Chapter 62

Kurt grasped the doorframe to keep himself from tumbling backward. Joe latched onto the arm of the jump seat and held tight.

Wedging his foot against a notch on the deck, Kurt lunged toward the pilot’s seat. He grabbed the backrest and pulled himself forward, struggling to slip into the seat. The plane was pointing upward as if climbing a steep hill. It started to shudder.

“Push the yoke forward,” Joe shouted. “Hurry.”

Kurt slammed his hand into the control column, shoving it hard. Instinctively, he turned the wheel back to the center. The aircraft nosed over, preventing a stall, and then picked up speed, rapidly transitioning from a climb to a dive.

Kurt was suddenly weightless, thrown upward, along with everything else that wasn’t tied down. He slammed into the top of the cockpit and saw the horizon give way to the sea through the windshield.

He grasped the control stick with both hands and pulled firmly back. The g-forces mounted quickly, and Kurt pulled back too hard. The aircraft dipped to within fifty feet of the waves before pitching up and climbing sharply once again.

Joe rushed in, grabbing the controls and stabilizing the roller-coaster motion caused by Kurt’s heavy hand. After a few small up-and-down oscillations he had the jet flying smoothly again.

“Okay, we’re straight and level.”

“Tell me you know how to fly this plane?” Kurt asked.

“Fly it, yes,” Joe said. “Land it…not so sure.”

Kurt figured they’d cross that bridge if they were lucky enough to get to it. He looked over the instrument panel. “We’ve gone off course. We were heading oh-four-nine. Get us back to our old heading in case anyone’s watching.”

Joe dropped into the copilot’s seat and soon had the plane pointed back in the direction it had been going. With that done, he reactivated the autopilot.

“Assuming the flight plan is still programmed into the computer, this should take us to the rendezvous point.

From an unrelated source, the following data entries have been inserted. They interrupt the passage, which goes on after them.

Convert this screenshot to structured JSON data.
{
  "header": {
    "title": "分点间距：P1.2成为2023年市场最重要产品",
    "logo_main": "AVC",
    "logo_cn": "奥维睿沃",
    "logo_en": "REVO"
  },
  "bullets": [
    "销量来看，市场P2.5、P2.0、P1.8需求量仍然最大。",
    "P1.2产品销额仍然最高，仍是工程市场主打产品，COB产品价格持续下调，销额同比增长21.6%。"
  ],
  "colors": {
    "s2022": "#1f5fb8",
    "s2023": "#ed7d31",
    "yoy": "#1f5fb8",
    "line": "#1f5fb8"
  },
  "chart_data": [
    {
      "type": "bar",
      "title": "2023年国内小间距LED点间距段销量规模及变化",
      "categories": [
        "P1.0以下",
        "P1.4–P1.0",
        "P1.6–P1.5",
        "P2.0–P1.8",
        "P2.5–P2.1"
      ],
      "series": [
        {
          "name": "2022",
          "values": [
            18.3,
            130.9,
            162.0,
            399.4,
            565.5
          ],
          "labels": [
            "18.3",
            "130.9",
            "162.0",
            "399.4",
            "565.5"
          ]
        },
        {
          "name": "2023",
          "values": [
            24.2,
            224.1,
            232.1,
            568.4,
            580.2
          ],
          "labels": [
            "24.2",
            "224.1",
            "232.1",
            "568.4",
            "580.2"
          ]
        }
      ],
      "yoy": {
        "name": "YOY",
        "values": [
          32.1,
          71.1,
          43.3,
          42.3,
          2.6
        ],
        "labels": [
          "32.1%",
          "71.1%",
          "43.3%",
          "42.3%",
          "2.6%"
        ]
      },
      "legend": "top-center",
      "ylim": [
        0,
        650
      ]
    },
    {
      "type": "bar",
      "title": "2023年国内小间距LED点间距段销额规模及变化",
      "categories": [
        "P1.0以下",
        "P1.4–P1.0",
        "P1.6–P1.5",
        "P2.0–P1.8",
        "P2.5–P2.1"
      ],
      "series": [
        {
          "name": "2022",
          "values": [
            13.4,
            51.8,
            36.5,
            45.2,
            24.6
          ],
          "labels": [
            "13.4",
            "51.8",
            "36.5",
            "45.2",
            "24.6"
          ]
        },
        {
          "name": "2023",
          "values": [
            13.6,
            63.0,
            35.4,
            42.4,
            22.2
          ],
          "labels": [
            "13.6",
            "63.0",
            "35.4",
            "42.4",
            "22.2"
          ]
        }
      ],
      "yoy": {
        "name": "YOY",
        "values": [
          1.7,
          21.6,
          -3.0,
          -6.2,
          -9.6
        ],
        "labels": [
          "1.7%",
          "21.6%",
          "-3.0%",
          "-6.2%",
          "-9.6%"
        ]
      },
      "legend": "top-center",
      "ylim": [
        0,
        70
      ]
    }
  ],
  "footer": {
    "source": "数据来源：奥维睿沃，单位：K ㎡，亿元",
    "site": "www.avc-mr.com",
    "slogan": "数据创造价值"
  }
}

What’s your plan once we get there?”

“First we call the Pentagon and warn them,” Kurt said, searching the radio stack for a transmitter that would be compatible with NUMA’s worldwide network, but wouldn’t blow their cover.

The only system he found that wouldn’t give them away was a data link, the equivalent of an aeronautical text message.

He hoped his typing skills were up to par.

“And after that?”

“We knock Ahab and Saber One out of the sky—even if we have to ram them.”